Softening the machine

Later today I'll be giving a talk at the AU Learning Services conference, so here are my slides.

Softening the machine (note - only available to logged in users) BIG DOWNLOAD ALERT! May slow down the server if many people do this at once. UPDATE: Scribd version of the slides for viewing in a Web browser, no big download needed, at

For those who want the condensed version, here is a stream of consciousness brain dump on the message I am trying to get acroos:

Like all educational systems, Athabasca University is a machine, composed of many technologies. Some of these are directly about teaching, some with processes around it, some with helping people to work together and more. Because Athabasca developed as a distance institution in the industrial age of distance learning, based primarily on the postal service and telephones, both its institutional and teaching processes became brittle: essentially, Michael Moore's theory of transactional distance that treats distance as a continuum between structure and dialogue puts us in a tricky situation: limits on dialogue inevitably mean an increase in structure. Technologies developed from the Web 1.0 era that enable richer and more inclusive communication are changing that but they are based on a model of closed groups, focused and task-centric. And that tends to be the nature of dialogue, both in teaching and in the daily workings of the university. The real social connection stuff is still largely left to happen in more or less occasional face to face meetings. Web 2.0 technologies open that out and level the playing field, enabling serendipity, creative engagement, filling those spaces between the islands - that's what the Landing is about, in both teaching and in 'learning organization' terms. However, the Landing is a soft technology: it offers enormous potential to increase the 'adjacent possible' but that comes at a price in terms of difficulty of use. The harder technologies from which most of Athabasca's processes are built have the big benefit of making it easier, but at a cost of constraint. So, we are evolving the Landing so that it can make hard things softer, but also hard things softer. And it's worth putting in the effort because the payoff can be large.


  • This is fascinating and new to me.

    Charity Maraire-Shonhiwa October 23, 2010 - 4:48pm

  • It's new to all of us Charity! But some of the principles are becoming pretty clear and the way forward is looking clearer. The real challenge, or at least one of the big ones, is finding ways to orchestrate the soft stuff and make it hard when we need it, to avoid being lost in network space without losing its power as an enabler of expansive and creative learning.

    Jon Dron October 23, 2010 - 6:28pm

  • Hello Jon - There really is a fascinating aspect to this topic but I think you have captured what I see as a rather large struggle in the use of the social Web 2.0 world in more formal learning.

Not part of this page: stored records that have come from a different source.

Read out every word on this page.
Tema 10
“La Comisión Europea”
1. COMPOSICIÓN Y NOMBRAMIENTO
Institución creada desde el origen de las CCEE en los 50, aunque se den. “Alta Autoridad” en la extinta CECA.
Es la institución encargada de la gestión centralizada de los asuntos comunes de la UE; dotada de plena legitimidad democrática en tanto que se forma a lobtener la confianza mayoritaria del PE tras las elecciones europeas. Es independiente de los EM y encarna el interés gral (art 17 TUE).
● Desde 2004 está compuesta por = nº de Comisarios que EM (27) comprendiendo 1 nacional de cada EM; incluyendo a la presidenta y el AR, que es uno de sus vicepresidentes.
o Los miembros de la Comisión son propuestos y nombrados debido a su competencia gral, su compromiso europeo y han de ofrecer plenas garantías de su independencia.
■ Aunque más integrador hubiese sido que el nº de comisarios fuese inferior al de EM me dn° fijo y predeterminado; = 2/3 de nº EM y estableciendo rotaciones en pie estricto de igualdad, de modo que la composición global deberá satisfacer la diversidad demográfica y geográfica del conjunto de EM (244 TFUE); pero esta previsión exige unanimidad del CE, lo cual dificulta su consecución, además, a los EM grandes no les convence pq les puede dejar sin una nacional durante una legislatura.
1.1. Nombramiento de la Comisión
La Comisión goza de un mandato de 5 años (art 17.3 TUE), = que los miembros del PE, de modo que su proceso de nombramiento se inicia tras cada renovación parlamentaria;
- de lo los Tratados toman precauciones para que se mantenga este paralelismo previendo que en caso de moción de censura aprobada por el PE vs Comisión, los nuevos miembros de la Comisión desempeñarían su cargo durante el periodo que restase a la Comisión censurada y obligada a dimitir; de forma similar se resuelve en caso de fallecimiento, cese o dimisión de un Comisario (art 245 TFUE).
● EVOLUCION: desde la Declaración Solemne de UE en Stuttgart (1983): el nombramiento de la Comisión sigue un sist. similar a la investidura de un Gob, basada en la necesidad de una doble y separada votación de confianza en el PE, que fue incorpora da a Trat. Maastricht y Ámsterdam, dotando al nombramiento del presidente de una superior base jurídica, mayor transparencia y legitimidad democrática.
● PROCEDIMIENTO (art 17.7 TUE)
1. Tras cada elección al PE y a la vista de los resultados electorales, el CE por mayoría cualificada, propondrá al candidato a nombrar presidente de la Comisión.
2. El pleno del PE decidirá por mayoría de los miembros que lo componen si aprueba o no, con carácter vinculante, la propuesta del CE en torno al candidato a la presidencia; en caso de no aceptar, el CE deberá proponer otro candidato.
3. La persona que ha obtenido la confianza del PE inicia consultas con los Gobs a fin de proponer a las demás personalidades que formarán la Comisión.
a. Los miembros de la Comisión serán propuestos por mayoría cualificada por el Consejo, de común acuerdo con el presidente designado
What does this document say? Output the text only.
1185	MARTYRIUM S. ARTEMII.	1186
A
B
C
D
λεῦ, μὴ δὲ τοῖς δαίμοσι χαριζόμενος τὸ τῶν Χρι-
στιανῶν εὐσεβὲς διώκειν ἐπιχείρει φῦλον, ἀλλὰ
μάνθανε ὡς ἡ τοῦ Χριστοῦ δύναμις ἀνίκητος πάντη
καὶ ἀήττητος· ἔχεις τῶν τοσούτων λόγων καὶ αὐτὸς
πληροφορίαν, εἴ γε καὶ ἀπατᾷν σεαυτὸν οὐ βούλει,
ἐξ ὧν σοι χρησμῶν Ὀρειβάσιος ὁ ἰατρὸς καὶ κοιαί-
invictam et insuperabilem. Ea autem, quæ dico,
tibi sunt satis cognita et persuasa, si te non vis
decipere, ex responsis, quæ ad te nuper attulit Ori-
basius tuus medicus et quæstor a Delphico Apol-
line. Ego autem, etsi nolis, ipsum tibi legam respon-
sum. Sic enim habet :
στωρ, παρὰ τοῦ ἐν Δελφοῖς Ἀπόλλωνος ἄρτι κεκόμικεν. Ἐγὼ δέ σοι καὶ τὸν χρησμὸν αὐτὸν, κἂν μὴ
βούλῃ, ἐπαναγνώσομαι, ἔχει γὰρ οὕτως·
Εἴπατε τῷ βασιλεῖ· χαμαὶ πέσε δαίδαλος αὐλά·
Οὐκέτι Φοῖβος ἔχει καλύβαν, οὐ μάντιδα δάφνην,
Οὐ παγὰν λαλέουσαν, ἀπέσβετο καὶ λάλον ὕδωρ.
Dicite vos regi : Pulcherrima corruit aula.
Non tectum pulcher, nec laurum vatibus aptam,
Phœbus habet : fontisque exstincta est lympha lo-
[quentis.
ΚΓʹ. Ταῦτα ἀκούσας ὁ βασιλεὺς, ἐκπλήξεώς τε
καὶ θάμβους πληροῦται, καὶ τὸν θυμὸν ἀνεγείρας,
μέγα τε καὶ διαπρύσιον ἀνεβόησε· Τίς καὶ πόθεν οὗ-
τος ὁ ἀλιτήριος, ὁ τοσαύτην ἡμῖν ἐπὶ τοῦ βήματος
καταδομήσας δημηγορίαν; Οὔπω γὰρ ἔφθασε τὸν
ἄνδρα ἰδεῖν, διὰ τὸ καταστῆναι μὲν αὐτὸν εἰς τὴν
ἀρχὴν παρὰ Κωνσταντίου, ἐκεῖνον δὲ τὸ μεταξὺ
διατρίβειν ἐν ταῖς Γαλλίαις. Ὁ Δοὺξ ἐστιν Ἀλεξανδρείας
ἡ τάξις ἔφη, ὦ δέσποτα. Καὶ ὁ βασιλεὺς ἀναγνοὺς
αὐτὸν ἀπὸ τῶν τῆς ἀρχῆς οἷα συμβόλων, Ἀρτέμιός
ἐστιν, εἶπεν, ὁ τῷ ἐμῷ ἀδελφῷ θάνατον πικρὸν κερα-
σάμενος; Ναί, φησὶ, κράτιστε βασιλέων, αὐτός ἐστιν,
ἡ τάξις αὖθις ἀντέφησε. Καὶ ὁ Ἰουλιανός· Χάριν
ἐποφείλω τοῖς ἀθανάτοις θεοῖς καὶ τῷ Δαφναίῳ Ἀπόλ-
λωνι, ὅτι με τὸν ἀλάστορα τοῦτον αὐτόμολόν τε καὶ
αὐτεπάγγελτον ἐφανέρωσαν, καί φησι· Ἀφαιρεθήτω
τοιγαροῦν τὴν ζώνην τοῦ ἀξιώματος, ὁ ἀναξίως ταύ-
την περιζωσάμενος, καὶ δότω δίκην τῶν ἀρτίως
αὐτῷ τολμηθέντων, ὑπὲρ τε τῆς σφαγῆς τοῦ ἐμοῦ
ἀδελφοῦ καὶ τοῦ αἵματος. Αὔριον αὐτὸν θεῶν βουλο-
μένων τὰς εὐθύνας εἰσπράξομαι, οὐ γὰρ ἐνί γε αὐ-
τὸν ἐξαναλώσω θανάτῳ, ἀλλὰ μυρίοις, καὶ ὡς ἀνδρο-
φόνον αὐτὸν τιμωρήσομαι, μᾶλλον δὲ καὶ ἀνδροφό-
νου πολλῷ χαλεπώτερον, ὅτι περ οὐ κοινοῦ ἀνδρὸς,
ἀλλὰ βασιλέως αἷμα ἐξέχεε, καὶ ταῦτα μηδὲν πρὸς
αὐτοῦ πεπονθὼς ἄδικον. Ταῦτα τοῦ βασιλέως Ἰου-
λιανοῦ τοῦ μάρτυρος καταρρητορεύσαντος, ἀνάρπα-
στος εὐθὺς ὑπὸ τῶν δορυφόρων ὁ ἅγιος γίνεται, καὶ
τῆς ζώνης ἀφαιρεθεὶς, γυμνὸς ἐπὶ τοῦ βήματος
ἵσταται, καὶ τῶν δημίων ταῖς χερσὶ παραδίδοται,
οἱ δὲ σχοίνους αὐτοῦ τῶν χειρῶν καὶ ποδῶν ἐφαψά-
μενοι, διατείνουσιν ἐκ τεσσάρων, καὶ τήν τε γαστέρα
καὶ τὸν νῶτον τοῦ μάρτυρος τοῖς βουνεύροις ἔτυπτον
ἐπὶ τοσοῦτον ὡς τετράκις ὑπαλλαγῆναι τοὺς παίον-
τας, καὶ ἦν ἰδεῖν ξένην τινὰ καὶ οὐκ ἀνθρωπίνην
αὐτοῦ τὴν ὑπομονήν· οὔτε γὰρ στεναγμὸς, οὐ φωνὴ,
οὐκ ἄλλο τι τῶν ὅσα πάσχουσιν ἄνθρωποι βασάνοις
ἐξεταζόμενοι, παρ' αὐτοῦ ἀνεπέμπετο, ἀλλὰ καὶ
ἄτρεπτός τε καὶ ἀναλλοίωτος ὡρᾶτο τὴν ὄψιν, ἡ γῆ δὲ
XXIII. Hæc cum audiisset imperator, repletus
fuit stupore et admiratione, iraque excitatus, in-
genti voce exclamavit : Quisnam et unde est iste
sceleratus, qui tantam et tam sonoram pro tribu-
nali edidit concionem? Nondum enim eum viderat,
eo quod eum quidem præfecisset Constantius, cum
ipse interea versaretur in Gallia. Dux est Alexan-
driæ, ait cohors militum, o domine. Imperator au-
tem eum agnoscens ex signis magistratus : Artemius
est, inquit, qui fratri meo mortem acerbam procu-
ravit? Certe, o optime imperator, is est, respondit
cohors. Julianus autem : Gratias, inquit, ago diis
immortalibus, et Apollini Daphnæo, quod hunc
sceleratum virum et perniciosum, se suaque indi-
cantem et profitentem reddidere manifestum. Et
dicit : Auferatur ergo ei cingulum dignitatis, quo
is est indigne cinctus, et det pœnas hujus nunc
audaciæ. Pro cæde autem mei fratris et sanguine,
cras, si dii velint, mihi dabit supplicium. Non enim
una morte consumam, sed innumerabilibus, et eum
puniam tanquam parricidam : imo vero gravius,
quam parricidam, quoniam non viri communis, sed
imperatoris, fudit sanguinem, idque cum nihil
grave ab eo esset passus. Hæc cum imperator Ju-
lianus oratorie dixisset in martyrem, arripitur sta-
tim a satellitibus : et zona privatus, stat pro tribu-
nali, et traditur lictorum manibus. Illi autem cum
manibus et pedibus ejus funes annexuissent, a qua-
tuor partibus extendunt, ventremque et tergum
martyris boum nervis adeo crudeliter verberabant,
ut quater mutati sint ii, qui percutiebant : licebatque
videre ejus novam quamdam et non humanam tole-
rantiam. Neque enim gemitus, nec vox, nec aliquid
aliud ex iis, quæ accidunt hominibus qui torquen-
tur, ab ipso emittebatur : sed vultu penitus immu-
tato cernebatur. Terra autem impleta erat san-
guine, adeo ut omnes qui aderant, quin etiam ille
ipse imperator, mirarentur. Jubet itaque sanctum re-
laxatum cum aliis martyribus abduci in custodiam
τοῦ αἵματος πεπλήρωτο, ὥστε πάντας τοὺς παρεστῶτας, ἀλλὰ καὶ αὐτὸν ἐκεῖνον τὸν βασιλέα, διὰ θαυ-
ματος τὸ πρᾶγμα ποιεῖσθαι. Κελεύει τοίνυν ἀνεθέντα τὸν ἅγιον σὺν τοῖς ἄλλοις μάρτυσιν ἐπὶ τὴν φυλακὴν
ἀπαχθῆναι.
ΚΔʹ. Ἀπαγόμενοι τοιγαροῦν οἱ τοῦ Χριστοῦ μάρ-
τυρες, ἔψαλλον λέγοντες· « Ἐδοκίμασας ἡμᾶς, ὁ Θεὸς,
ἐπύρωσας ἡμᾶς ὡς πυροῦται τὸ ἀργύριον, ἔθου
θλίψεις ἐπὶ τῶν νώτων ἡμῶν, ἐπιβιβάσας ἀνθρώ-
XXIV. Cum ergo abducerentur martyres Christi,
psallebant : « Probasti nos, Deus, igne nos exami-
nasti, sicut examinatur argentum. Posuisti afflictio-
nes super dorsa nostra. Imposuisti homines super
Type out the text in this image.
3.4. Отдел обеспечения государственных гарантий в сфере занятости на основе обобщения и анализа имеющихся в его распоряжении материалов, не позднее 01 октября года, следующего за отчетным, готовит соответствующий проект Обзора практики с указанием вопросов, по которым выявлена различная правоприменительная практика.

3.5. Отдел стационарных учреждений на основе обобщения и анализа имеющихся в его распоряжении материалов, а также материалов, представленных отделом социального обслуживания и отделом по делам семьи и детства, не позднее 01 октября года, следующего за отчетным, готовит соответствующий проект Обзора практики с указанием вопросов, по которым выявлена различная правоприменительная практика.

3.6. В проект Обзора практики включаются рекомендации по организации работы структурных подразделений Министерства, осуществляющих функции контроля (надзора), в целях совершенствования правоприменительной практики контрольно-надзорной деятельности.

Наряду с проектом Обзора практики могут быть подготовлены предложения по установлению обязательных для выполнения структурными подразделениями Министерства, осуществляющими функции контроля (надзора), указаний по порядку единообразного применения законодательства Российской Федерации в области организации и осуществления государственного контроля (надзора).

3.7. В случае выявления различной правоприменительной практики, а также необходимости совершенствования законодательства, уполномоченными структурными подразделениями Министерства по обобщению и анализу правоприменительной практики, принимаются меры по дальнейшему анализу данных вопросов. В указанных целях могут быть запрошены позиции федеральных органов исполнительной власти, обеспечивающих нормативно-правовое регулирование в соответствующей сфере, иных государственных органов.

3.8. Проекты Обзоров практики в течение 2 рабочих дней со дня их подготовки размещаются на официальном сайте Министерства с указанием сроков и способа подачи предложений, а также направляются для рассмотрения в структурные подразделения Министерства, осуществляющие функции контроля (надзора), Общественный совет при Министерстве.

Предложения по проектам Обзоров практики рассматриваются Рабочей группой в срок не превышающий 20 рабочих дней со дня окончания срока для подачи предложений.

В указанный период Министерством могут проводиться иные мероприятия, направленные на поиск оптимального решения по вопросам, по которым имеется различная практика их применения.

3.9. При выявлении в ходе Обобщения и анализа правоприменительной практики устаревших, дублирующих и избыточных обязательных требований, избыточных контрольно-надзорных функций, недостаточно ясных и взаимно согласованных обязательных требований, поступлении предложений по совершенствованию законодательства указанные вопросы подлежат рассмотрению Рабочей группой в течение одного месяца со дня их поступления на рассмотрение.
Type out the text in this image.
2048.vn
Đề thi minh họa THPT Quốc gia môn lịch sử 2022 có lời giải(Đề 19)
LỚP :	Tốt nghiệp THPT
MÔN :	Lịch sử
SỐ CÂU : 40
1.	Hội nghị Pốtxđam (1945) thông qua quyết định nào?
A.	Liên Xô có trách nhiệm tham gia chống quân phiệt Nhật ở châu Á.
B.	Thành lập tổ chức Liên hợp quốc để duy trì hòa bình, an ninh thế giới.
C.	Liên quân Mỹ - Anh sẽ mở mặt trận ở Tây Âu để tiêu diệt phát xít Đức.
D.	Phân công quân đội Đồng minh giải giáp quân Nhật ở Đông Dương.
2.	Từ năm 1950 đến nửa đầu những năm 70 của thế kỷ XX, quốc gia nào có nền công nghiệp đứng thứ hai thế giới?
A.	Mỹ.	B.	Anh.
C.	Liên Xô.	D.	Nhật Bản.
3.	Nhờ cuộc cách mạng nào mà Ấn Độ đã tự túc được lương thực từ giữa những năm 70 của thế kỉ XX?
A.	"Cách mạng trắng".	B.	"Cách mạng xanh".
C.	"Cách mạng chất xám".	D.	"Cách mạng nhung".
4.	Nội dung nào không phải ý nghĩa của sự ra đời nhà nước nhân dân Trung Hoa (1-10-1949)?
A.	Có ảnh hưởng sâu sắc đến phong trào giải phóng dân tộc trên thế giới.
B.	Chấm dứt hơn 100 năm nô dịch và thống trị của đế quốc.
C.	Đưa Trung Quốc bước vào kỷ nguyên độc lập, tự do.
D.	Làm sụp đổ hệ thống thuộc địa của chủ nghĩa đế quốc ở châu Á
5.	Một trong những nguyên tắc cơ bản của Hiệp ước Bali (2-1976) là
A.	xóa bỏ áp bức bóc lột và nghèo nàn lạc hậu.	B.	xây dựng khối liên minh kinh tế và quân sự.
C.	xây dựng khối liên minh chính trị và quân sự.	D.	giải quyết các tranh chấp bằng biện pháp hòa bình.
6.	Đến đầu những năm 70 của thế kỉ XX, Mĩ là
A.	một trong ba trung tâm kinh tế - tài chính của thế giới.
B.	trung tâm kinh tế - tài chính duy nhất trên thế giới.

You state, "The real challenge, or at least one of the big ones, is finding ways to orchestrate the soft stuff and make it hard when we need it, to avoid being lost in network space without losing its power as an enabler of expansive and creative learning." There is a real struggle between having learners use the comfortable LMS "hard" world as you call it versus the richer "soft" social world. At this stage in its evolution I see that the soft world gets in the way of learners' process of learning, they really do get "lost in network space". I would love for them to slow down enough to see through their fog of process while learning within the Landing but we have so much going on in our courses that the environment must be transparent to allow the learning and this just does not happen.

    I really like what you are talking about and I know that you and Terry have pushed hard to make the Landing work in this way but I am looking for some form of a bridge device until there is a greater understanding of its use in the more formal learning process. I have thought about how an LMS could become more flexible to incorporate some of the Web 2.0 functionality but then I back away with this thinking as I believe that LMS's are not really suited for a hybrid world. Is it just a matter of time in terms of audiences becoming more accustomed to living in social space or does our more formal learning require a hard structure?